Temas fracturantes (para a coerência)

Nacional

Hoje à tarde ouvi o BE a defender no parlamento exactamente o que eu penso sobre a adopção e co-adopção de crianças por casais do mesmo sexo: que os direitos fundamentais não se referendam. No entanto, não consigo evitar uma sensação de estranheza… não foi este o mesmo BE que eu vi em 2006 a defender e votar a favor da celebração de um referendo à interrupção voluntária da gravidez? Nesse ano, o PCP e os Verdes foram os únicos a dizer claramente o que agora o BE apregoa como axioma político.

Recordo que em 2006, não só o BE votou a favor da realização do referendo, como teceu elogios a essa solução, classificando-a como “uma circunstância política vantajosa para a democracia”. Então fica a pergunta: será o direito à adopção mais fundamental que o direito das mulheres a decidir sobre o próprio corpo? Será o útero das mulheres mais público e referendável que o amor e a família de cada um?

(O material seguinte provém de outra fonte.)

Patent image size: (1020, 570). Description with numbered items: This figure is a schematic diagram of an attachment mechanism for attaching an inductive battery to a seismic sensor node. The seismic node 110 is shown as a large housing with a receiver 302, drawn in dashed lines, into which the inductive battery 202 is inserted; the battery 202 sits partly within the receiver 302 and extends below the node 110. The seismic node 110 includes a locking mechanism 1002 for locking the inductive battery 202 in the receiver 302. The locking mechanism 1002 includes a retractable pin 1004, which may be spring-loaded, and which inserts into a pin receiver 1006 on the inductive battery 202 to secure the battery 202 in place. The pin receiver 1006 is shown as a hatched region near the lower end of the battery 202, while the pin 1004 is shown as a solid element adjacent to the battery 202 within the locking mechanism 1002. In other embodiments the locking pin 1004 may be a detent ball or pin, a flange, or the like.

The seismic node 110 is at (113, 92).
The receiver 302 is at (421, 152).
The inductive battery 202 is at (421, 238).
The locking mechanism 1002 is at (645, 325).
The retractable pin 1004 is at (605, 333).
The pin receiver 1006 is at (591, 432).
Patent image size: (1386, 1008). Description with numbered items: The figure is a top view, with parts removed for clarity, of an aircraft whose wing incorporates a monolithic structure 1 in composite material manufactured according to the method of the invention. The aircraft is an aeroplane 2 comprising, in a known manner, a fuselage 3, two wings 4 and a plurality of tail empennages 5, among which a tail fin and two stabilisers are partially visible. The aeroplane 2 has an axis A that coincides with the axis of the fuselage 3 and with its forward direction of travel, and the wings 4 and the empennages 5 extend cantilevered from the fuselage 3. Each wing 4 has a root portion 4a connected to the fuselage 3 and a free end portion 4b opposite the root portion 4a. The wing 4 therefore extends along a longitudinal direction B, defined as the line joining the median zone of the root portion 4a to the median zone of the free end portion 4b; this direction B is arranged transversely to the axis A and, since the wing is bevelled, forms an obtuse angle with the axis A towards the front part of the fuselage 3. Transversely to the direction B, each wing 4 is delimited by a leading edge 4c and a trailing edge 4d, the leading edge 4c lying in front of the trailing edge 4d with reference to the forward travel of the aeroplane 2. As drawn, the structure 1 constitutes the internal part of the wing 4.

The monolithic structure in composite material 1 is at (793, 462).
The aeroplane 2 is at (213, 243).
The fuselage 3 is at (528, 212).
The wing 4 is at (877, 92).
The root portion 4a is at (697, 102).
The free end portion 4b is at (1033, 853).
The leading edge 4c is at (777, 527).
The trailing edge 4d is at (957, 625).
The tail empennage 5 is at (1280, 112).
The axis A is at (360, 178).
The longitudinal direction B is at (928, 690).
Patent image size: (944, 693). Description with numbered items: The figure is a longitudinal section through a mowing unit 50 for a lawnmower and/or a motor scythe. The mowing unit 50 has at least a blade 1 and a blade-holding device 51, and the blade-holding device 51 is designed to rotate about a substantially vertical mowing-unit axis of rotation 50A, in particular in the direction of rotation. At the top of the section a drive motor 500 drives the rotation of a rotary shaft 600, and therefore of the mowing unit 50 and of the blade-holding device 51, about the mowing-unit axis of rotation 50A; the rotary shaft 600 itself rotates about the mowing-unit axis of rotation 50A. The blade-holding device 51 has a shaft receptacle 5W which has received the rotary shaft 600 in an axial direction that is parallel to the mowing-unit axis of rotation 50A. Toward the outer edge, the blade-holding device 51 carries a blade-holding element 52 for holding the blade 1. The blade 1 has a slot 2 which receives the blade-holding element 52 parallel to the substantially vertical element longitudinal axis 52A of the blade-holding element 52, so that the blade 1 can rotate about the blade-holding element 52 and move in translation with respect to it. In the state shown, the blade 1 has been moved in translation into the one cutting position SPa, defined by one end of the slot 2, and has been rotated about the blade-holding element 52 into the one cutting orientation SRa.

Parto do princípio que todos os bloquistas me diriam que não, mas a evidente contradição não traduz apenas uma atroz amnésia política nem é só um problema semântico. Insere-se num padrão de incoerências que desde sempre e de cisão em cisão persegue o Bloco de Esquerda. Historial que faz do acto de confiar neste partido um jogo de roleta russa: confiar no Bloco que critica a guerra do Iraque pode ser confiar no Bloco que apoia a guerra na Líbia; confiar no Bloco que se opõe aos empréstimos da Troika a Portugal pode ser confiar no mesmo Bloco que os defende para a Grécia; confiar no Bloco que elege para a Esquerda Unitária Europeia pode ser confiar no Bloco que acaba no Grupo dos Verdes Europeu; confiar no Bloco de Esquerda que diz que o Zé faz falta a Lisboa pode ser confiar no Bloco de Esquerda que acha que o Zé faz mal a Lisboa.